Lake in Buryatia, Russia

Baunt (Баунт; Баунт нуур, Baunt nuur) is the name of a body of fresh water in the Bauntovsky District, Buryatia, Russia.

The village of Kurort Baunt, where there are some hot springs, is located on the southwestern shore of the lake, at the foot of Mt Bolshoy Khapton, near the confluence of the Upper Tsipa, and the village of Baunt is on the northeastern shore. At a headland named Cape Tryokhstanka there are ancient petroglyphs. The lake is a protected area since 1988. Its environment provides a habitat for a number of fish and bird species, as well as the crustacean Asellus aquaticus.
==Geography==
The lake has a roughly triangular shape. It stretches in a southwest-northeast direction parallel to the main ridge of the Southern Muya Range to the north and the Baunt Basin, with the Maly Khapton and Babanty Range, two ranges of the Vitim Plateau, to the south. The Ikat Range rises to the west and the Kapylyushi lakes lie to the southwest. The Upper Tsipa enters the lake at the SW shore through two arms. The Tsipikan flows from the east into the lake and further to the east lies lake Busani. The lower Tsipa river flows out of the lake from the northeast.

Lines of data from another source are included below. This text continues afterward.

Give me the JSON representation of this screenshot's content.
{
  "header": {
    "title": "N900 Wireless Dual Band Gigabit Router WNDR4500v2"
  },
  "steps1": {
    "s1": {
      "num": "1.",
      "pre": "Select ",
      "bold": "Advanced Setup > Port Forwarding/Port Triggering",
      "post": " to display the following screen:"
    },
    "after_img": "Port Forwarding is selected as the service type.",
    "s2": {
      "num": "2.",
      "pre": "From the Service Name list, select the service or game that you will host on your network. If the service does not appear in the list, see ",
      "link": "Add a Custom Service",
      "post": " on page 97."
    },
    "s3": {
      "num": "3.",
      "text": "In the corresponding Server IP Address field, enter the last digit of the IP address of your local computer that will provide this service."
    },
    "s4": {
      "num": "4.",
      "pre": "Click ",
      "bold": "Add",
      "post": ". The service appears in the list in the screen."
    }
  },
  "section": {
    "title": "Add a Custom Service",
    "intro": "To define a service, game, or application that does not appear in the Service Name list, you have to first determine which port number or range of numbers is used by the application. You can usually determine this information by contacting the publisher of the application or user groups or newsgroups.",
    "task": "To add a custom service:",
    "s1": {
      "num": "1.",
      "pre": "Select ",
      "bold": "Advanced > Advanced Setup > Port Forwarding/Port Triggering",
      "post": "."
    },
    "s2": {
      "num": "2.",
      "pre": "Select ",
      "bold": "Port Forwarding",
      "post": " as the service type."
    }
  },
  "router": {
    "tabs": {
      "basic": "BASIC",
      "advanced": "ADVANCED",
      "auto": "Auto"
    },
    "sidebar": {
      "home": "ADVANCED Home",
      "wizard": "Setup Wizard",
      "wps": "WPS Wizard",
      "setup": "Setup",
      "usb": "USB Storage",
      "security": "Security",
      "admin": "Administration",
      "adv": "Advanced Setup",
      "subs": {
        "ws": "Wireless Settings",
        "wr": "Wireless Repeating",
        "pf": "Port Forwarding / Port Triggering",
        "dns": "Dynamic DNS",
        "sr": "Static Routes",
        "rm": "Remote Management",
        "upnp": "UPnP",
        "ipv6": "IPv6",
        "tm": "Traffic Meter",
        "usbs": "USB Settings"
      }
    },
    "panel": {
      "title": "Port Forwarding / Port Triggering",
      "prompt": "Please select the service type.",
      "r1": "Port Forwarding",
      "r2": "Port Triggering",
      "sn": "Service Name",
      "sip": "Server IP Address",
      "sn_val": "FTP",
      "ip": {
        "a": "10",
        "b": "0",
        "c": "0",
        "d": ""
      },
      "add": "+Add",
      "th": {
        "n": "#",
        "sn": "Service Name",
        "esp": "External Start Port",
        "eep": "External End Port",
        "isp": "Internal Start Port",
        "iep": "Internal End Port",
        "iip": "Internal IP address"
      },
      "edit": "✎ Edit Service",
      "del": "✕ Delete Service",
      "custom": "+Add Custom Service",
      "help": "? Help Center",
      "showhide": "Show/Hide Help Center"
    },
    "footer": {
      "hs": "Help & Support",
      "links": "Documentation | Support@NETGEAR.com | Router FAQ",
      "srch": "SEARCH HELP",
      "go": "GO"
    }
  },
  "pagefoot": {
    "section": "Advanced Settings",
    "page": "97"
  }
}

The northwestern shore, as well as part of the southern shore of the lake, is abrupt and rocky with up to 1400 m high mountains towering above it. On the other hand, the shores to the southwest and east are low and marshy, with many small lakes and bogs. The lake freezes between late October or early November to May or early June. The ice in the central area may reach a thickness of 1.9 m.